Le fascina el encanto de la vida corriente. Es cierto que a veces le angustia haberse quedado tan bloqueado, tan autista informático, y también es verdad que a veces le angustia llevar una vida sin los sobresaltos de antes. Pero generalmente se inyecta cada día la consigna de que cuanto más insignificante sea lo que le pase, mejor le irá todo. Como futuro miembro de la Orden del Finnegans y supuesto buen conocedor de la obra de Joyce, sabe que el mundo funciona a través de insignificancias. Después de todo, el mayor hallazgo de Joyce en
Ulysses
fue haber entendido que la vida está hecha de cosas triviales. El truco glorioso que puso Joyce en práctica fue tomar lo absolutamente mundano para darle una base heroica de alcances homéricos. Fue una buena idea, sí, aunque no ha dejado de parecerle nunca un engaño. Pero no por eso va a privarle de su simbolismo al funeral que quiere montar en Dublín, no quiere privarle de la grandeza que requerirá la ocasión. Ahí es nada un réquiem por el fin de una época en la que precisamente Joyce reinó. Sin grandeza, además, la parodia no se entendería. Por otra parte, ese aspecto grandilocuente y simbólico seguro que convivirá —tal como sucede también en
Ulysses
— con la procesión mundana de trivialidades propias de todo viaje. Esa convivencia la puede ya hasta comenzar a imaginar: él en Dublín, despidiendo con cierto impulso heroico y grandeza funeral a una época histórica y al mismo tiempo él en Dublín en contacto con la sedante ordinariez de lo cotidiano, es decir, comprando allí camisetas en unos grandes almacenes, zampándose algún vulgar pollo al curry en una taberna de O’Connell Street, y, en fin, llevando el ritmo gris de lo prosaico.

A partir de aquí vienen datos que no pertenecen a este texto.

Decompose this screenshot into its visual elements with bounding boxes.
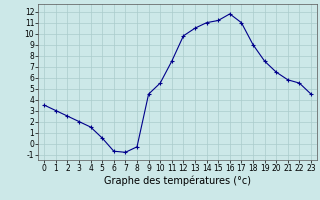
X-axis label: Graphe des températures (°c): Graphe des températures (°c): [104, 176, 251, 186]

Grandes contrastes entre la grandeza y lo prosaico, entre el impulso heroico y el pollo al curry. Se le escapa la risa. Tal vez el impulso heroico sea hoy en día algo completamente vulgar y corriente. A todo esto, ¿qué debe ser realmente el impulso heroico? Piensa en ese impulso como si fuera algo muy evidente y de hecho no sabe bien qué es.
—¿Sabías que en los monasterios budistas uno de los ejercicios es cruzar cada momento de tu vida viviéndolo plenamente? —le pregunta Celia.
Ella ha entrado en el estudio, y no parece que en su primer día de budista vaya a permitirle ejercer demasiado de
hikikomori
. Riba se lleva una sorpresa porque Celia nunca entra sin llamar en ese cuarto.
—En los monasterios budistas te ayudan a pensar —dice Celia con toda naturalidad, como si, al entrar ahí, no acabara de infringir una norma interna de la casa.